Multiple publications of COVID-19–related Miller Fisher syndrome report presentaions of ophthalmoplegia, loss of tendon reflexes, and acute onset ataxia with complete or incomplete response to treatment with IVIg. Gutierrez-Ortiz et al described a 50-year-old man with COVID-19–related cranial neuropathies and ataxia with ganglioside GD1b complex antibodies who recovered completely with IVIg treatment (56). Dinkin et al described a 36-year-old man with flu-like symptoms, left ptosis, diplopia, and distal lower extremity paresthesia, diagnosed with presumed Miller Fisher syndrome with a negative ganglioside panel. An orbital MRI showed left oculomotor nerve enlargement and enhancement within the superior orbital fissure and orbit. The patient partially improved with IVIg (51). Reyes-Bueno et al described a 51-year-old woman with a left abducens palsy, global areflexia, and weakness who was diagnosed with COVID-19–related Miller Fisher syndrome and improved with IVIg (57).
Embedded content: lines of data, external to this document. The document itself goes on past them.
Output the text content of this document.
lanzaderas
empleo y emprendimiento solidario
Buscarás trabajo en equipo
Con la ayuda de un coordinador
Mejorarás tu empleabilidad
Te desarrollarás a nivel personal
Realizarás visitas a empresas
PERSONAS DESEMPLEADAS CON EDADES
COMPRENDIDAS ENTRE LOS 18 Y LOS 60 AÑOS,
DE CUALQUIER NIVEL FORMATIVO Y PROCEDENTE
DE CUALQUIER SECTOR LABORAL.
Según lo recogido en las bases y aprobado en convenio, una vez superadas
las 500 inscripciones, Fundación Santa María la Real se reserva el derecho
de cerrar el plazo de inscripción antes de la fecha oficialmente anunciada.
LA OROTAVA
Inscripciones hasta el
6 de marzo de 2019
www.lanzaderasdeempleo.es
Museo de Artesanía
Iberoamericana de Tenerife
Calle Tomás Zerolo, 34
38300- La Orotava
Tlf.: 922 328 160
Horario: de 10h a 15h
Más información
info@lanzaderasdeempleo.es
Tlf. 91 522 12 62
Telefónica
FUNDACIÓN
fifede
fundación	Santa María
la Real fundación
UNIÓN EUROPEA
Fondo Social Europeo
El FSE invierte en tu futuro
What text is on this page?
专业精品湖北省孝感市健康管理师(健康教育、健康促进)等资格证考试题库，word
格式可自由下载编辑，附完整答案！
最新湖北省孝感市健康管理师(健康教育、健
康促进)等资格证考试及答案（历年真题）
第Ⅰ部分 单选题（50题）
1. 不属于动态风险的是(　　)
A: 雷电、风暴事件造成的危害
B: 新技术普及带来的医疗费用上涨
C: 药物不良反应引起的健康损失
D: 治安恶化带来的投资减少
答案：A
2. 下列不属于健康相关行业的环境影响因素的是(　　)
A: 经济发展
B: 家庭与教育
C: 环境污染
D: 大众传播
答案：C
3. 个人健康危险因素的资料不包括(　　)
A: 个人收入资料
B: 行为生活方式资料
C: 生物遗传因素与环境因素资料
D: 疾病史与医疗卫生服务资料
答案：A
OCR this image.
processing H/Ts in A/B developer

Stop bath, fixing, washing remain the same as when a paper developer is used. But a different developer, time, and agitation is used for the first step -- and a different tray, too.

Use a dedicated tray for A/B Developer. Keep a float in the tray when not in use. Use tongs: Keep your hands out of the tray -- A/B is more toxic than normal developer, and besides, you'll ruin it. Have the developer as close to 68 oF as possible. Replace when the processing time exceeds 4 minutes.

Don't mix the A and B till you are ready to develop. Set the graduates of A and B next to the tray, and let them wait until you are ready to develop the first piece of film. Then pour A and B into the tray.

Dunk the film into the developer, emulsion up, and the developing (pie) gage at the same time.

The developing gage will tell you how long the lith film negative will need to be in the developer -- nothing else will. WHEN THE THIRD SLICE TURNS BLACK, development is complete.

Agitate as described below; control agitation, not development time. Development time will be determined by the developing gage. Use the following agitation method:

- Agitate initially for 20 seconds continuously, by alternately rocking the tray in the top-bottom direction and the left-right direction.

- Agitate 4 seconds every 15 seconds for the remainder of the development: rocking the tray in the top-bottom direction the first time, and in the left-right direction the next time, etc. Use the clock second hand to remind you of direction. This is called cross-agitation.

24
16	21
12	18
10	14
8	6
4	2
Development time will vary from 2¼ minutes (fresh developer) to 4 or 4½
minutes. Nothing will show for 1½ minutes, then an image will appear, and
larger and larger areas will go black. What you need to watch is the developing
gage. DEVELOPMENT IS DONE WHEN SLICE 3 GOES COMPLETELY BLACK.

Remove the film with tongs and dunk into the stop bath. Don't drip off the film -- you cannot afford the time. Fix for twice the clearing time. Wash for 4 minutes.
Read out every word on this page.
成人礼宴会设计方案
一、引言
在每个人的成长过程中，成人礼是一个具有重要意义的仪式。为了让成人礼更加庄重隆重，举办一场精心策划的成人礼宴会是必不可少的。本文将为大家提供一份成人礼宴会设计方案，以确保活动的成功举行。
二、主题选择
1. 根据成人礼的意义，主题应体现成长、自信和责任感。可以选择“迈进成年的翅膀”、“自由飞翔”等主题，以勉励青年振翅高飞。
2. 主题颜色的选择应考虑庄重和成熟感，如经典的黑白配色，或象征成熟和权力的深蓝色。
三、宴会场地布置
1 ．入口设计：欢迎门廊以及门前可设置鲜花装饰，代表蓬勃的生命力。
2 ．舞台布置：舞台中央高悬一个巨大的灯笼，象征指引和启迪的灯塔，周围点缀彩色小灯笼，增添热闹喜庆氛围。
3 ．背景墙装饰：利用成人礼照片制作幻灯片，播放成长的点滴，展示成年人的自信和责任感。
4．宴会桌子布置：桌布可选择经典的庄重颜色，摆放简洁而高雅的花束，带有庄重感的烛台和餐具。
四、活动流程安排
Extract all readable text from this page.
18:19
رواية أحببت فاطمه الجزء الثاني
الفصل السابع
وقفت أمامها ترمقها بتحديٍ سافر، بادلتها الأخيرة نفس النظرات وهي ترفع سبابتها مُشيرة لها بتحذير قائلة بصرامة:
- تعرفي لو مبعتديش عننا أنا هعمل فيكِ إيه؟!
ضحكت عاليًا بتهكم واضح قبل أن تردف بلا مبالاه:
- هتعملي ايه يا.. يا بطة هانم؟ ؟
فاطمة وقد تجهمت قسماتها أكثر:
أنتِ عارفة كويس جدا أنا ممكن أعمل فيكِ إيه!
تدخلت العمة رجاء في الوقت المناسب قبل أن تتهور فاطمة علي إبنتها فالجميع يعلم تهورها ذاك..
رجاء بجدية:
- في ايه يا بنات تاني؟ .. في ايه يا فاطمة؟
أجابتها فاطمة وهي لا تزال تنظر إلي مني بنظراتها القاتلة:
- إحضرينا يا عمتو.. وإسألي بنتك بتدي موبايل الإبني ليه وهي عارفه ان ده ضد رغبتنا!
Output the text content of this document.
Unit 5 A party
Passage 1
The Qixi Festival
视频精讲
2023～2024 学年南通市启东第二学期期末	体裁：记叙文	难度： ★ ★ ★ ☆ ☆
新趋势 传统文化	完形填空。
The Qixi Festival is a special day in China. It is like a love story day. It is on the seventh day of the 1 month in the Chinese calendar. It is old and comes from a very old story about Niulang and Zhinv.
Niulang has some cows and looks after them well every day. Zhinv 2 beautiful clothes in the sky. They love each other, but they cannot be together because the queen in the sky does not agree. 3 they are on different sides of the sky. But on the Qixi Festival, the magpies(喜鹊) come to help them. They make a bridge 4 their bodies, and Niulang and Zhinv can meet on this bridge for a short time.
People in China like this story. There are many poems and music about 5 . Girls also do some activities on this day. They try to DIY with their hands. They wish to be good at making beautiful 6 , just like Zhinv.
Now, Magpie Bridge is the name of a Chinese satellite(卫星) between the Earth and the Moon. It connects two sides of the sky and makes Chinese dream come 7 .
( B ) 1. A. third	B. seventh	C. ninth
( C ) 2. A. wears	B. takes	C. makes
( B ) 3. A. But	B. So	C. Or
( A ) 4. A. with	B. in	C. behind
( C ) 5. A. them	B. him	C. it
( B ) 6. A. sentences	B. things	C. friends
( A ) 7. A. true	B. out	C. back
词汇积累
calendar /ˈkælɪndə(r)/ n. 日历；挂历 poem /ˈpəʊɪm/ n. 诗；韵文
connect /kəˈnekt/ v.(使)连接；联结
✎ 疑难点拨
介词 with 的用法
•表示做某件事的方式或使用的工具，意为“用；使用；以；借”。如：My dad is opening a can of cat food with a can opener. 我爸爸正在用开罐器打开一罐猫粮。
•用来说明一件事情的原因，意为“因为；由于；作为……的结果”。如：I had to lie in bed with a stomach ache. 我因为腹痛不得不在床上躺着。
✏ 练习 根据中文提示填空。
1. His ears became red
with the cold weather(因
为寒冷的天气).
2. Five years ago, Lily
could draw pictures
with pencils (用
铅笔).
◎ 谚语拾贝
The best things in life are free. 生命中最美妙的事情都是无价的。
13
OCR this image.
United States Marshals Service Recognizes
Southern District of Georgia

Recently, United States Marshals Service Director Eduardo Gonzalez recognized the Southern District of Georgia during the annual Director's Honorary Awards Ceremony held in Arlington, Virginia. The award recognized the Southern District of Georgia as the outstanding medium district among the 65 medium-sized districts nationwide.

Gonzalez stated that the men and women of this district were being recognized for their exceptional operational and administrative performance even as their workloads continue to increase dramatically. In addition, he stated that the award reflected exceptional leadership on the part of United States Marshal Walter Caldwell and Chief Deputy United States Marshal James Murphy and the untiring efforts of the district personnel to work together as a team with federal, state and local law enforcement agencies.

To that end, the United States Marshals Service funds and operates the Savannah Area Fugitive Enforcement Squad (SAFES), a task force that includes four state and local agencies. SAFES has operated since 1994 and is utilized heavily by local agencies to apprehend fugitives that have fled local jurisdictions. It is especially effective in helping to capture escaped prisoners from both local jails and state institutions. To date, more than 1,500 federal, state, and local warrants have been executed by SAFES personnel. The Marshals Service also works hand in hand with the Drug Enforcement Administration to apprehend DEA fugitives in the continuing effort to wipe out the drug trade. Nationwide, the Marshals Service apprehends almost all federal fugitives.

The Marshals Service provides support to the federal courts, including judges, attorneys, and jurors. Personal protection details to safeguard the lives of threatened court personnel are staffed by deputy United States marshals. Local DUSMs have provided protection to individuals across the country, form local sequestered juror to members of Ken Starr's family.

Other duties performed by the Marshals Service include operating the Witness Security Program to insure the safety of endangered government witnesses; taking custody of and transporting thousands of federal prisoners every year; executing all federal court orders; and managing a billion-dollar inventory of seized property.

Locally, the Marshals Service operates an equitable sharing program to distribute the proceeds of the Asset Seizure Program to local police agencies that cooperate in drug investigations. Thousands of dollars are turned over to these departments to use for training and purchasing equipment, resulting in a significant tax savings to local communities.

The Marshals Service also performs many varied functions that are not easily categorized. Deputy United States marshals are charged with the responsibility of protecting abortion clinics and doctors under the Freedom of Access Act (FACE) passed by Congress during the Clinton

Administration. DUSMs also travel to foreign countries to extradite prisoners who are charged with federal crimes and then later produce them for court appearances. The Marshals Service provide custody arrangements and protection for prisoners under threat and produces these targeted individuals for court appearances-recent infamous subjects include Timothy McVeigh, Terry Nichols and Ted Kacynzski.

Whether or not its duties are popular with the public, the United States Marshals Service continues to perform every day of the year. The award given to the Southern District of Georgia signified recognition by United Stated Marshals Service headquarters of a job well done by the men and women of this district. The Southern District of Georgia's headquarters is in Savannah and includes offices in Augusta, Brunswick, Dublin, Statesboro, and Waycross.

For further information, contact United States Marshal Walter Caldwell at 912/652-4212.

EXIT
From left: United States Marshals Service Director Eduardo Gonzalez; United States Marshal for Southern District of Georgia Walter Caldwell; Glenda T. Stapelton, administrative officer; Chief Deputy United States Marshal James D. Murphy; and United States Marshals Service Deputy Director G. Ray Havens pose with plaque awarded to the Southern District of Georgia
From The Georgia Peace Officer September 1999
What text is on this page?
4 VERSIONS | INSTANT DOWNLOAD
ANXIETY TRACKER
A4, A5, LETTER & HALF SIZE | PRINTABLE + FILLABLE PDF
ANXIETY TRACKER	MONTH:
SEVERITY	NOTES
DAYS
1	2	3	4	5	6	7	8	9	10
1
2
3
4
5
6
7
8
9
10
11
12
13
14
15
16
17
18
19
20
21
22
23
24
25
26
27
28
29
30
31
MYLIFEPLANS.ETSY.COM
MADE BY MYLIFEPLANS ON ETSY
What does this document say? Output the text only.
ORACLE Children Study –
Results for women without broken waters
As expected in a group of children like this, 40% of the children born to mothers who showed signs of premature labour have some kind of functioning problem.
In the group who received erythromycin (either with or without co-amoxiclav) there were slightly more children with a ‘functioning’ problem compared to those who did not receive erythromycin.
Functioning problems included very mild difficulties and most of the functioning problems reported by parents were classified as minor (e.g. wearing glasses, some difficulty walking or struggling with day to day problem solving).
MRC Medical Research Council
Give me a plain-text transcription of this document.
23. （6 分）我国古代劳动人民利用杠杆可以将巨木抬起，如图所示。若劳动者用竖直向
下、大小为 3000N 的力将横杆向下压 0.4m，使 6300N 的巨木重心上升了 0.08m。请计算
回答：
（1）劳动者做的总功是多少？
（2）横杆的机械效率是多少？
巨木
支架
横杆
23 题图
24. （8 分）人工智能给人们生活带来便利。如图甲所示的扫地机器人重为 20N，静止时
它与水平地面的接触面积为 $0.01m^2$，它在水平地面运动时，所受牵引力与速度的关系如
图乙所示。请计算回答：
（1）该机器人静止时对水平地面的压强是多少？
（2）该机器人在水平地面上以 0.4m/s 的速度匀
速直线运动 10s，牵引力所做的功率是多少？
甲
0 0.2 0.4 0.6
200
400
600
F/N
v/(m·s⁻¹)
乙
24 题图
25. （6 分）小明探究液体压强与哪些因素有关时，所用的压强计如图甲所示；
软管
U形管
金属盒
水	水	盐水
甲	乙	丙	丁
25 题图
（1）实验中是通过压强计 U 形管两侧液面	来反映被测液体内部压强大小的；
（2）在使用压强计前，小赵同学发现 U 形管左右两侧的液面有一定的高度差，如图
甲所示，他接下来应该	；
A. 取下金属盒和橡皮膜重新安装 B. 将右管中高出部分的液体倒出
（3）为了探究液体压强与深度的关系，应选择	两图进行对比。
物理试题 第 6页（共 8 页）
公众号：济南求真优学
Nystagmus and Other Eye Movement Disorders

Nystagmus and other eye movement disorders have been associated with COVID-19 infection. For example, Ayuso et al described a 72-year-old woman with downbeat nystagmus. A brain MRI showed vermian and right flocculus T2/FLAIR hyperintensity. She tested positive for anti-GD1a IgG antibodies, was treated with steroids, and diagnosed with postinfectious immune-mediated rhombencephalitis (58). Several publications have described eye movement disorders secondary to central nervous system dysfunction, including brainstem inflammation (59), severe encephalitis (60), brainstem encephalitis (61), and a presumed parainfectious cerebellitis causing opsoclonus–myoclonus–ataxia syndrome (62).

ORBIT

Orbital Myositis, Cellulitis, and Sinusitis

Turbin et al. described 2 cases of orbital cellulitis, sinusitis, and intracranial abnormalities in 2 adolescents with COVID-19. Radiographic findings simulated fungal infection; however, workup for allergic and invasive fungal disease remained negative (63). Several cases of COVID-19–related orbital inflammation and orbital myositis have recently emerged in the literature (64–66). Multiple cases of post–COVID-19 mucormycosis have been recently reported with high morbidity and mortality (67,68).

CONCLUSION

COVID-19 can cause central and peripheral nervous system disease, including along both the afferent and efferent visual axis. Familiarity with the wide variety of neurologic, ophthalmic, and neuroradiologic presentations can promote prompt and appropriate treatment and contribute to building a framework to understand the underlying mechanisms of disease. Hypotheses may continue to evolve as long-term sequelae are reported and analyzed.